Charleston Gazette: Hiram Bingham IV, the secret rescuer
January 6, 2011 http://wvgazette.com/Opinion/Editorials/201101061095
CHARLESTON, W.Va. -- Did you know that an idealistic U.S. diplomat disobeyed his Washington superiors early in World War II and saved 2,500 Jews in southern France, before Nazis could ship them to death camps?
Hiram Bingham IV came from an elite family. His grandfather was a missionary to Hawaii, whose writings presaged James Michener's novel about the islands. His father was an archeologist who discovered the sky-high Inca ruins of Machu Picchu, and reportedly became the model for fictional Indiana Jones. The father also married a Tiffany heiress and became a U.S. senator and governor of Connecticut.
The son attended both Yale and Harvard. He joined the foreign service and held various overseas posts before being assigned to Marseille in 1939. After Nazis overran Western Europe and began impounding Jews, the U.S. State Department took a hands-off posture, refusing to help Jews flee to safety.
But Bingham was horrified by the plight of refugees, including German intellectuals who had opposed Adolf Hitler. He hid some in his own home, and privately paid their escape expenses. Directly disobeying Washington, the junior diplomat issued 2,500 exit visas in a 10-month blitz. He saved famous figures such as artist Marc Chagall, Nobel Prize-winning medical researcher Otto Meyerhof, scholar Hannah Arendt, painter-sculptor Max Ernst and others.

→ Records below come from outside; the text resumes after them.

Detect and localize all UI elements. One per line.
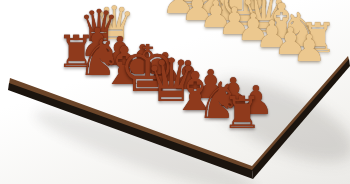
black-pawn-a7: ♟ xyxy=(238,81,273,121)
square-a3 xyxy=(283,68,312,85)
square-b7 xyxy=(211,102,248,123)
white-knight-b1: ♞ xyxy=(279,7,321,53)
square-d1 xyxy=(247,31,275,45)
black-pawn-d7: ♟ xyxy=(170,57,205,97)
board-grid xyxy=(48,6,329,147)
white-bishop-c1: ♝ xyxy=(260,0,304,47)
square-f7 xyxy=(118,70,159,90)
square-g6 xyxy=(114,52,153,70)
square-d3 xyxy=(223,47,254,63)
square-a2 xyxy=(293,59,321,75)
square-e1 xyxy=(228,25,257,39)
white-pawn-g2: ♟ xyxy=(181,0,214,27)
square-c1 xyxy=(265,38,293,52)
white-king-e1: ♚ xyxy=(219,0,272,34)
square-d6 xyxy=(181,75,218,94)
square-f4 xyxy=(169,41,203,57)
square-a1 xyxy=(302,51,329,66)
extra-light-queen: ♛ xyxy=(93,0,134,46)
square-b2 xyxy=(274,52,302,67)
table-shadow-near xyxy=(29,99,262,184)
square-c6 xyxy=(203,83,239,102)
white-pawn-e2: ♟ xyxy=(218,3,251,40)
white-pawn-a2: ♟ xyxy=(292,30,325,67)
square-b6 xyxy=(226,91,261,111)
square-b4 xyxy=(252,70,283,87)
square-f1 xyxy=(210,18,240,32)
board-side-molding xyxy=(0,0,350,184)
black-pawn-h7: ♟ xyxy=(80,24,115,64)
square-d4 xyxy=(210,56,243,73)
square-a5 xyxy=(261,87,293,106)
black-bishop-f8: ♝ xyxy=(100,39,147,92)
black-rook-h8: ♜ xyxy=(57,30,96,74)
black-pawn-f7: ♟ xyxy=(125,40,160,80)
black-knight-g8: ♞ xyxy=(78,33,123,83)
square-h2 xyxy=(159,12,191,26)
square-e2 xyxy=(216,32,246,47)
square-h4 xyxy=(128,27,164,43)
white-knight-g1: ♞ xyxy=(189,0,231,20)
square-c8 xyxy=(170,106,211,128)
square-b3 xyxy=(263,61,293,77)
square-g2 xyxy=(178,19,210,33)
square-c3 xyxy=(243,54,274,70)
square-b1 xyxy=(284,44,311,59)
square-h7 xyxy=(71,54,114,73)
square-f5 xyxy=(153,50,189,67)
square-c7 xyxy=(188,94,226,115)
square-e5 xyxy=(175,57,211,75)
black-pawn-e7: ♟ xyxy=(148,48,183,88)
square-a7 xyxy=(234,110,270,132)
molding-right xyxy=(252,59,350,179)
white-rook-h1: ♜ xyxy=(173,0,209,13)
square-h3 xyxy=(144,19,178,34)
square-a6 xyxy=(248,98,282,118)
square-a8 xyxy=(219,123,257,146)
square-h8 xyxy=(48,64,94,84)
square-h1 xyxy=(173,6,204,19)
white-pawn-b2: ♟ xyxy=(274,23,307,60)
square-f6 xyxy=(136,59,175,77)
square-g8 xyxy=(73,73,118,94)
black-king-e8: ♚ xyxy=(119,37,177,102)
square-a4 xyxy=(272,77,303,95)
square-g3 xyxy=(164,26,197,41)
square-h6 xyxy=(91,44,131,62)
white-pawn-d2: ♟ xyxy=(236,10,269,47)
border-fillet-line xyxy=(35,2,335,153)
square-d2 xyxy=(236,39,266,54)
square-d5 xyxy=(196,65,231,83)
square-g7 xyxy=(94,62,136,81)
square-g4 xyxy=(149,34,184,50)
square-c4 xyxy=(231,63,263,80)
square-b8 xyxy=(195,115,235,138)
black-pawn-c7: ♟ xyxy=(193,65,228,105)
square-c2 xyxy=(255,46,284,61)
square-h5 xyxy=(110,35,148,52)
chess-board xyxy=(10,0,348,166)
square-g5 xyxy=(132,43,169,60)
square-d7 xyxy=(164,86,203,106)
side-face-right xyxy=(252,56,349,171)
product-photo-scene: ♜♞♝♛♚♝♞♜♟♟♟♟♟♟♟♟♟♟♟♟♟♟♟♟♜♞♝♛♚♝♞♜♛♛ xyxy=(0,0,350,184)
black-pawn-g7: ♟ xyxy=(102,32,137,72)
square-e3 xyxy=(204,40,236,56)
square-c5 xyxy=(218,72,252,90)
square-e4 xyxy=(190,48,224,65)
white-pawn-h2: ♟ xyxy=(162,0,195,20)
square-f8 xyxy=(97,81,141,102)
square-e8 xyxy=(122,89,165,111)
pieces-layer: ♜♞♝♛♚♝♞♜♟♟♟♟♟♟♟♟♟♟♟♟♟♟♟♟♜♞♝♛♚♝♞♜♛♛ xyxy=(0,0,350,184)
white-bishop-f1: ♝ xyxy=(206,0,250,27)
black-queen-d8: ♛ xyxy=(145,50,198,109)
black-bishop-c8: ♝ xyxy=(171,65,219,118)
molding-left xyxy=(8,83,253,179)
square-g1 xyxy=(191,12,221,25)
square-f3 xyxy=(184,33,217,48)
white-pawn-f2: ♟ xyxy=(199,0,232,33)
square-e7 xyxy=(141,78,181,98)
square-d8 xyxy=(146,98,188,120)
square-e6 xyxy=(159,67,197,86)
side-face-left xyxy=(9,78,252,171)
black-knight-b8: ♞ xyxy=(196,76,241,126)
table-shadow-right xyxy=(200,63,350,179)
extra-dark-queen: ♛ xyxy=(79,4,118,48)
square-b5 xyxy=(239,80,272,99)
black-rook-a8: ♜ xyxy=(223,91,262,135)
white-pawn-c2: ♟ xyxy=(255,16,288,53)
white-rook-a1: ♜ xyxy=(300,19,336,60)
white-queen-d1: ♛ xyxy=(239,0,288,40)
square-f2 xyxy=(197,26,228,40)
black-pawn-b7: ♟ xyxy=(216,73,251,113)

Bingham also protested against squalid camps where France's turncoat Vichy government held refugees.
Washington swiftly silenced Bingham, transferring him to Argentina. From there, he reported the arrival of Nazi criminals as the war neared an end. Ostracized by the State Department, the diplomat resigned in 1945 and spent the rest of his life in obscurity at a Connecticut farm. He died nearly penniless in 1988.
His family never knew why his diplomatic career failed. But after his death, his sons found hidden packets of letters and documents about his Marseille actions. They made them public.
In 2002, Secretary of State Colin Powell gave Bingham a posthumous "Constructive Dissent" award. In 2006, Congress approved a commemorative postage stamp calling him a "Distinguished American Diplomat." The Episcopal Church included him in a list of "American Saints." Other belated honors were given.
Amid all the world's evil, it's heartening to recall that some brave people take humane and noble stands, even if it damages their careers.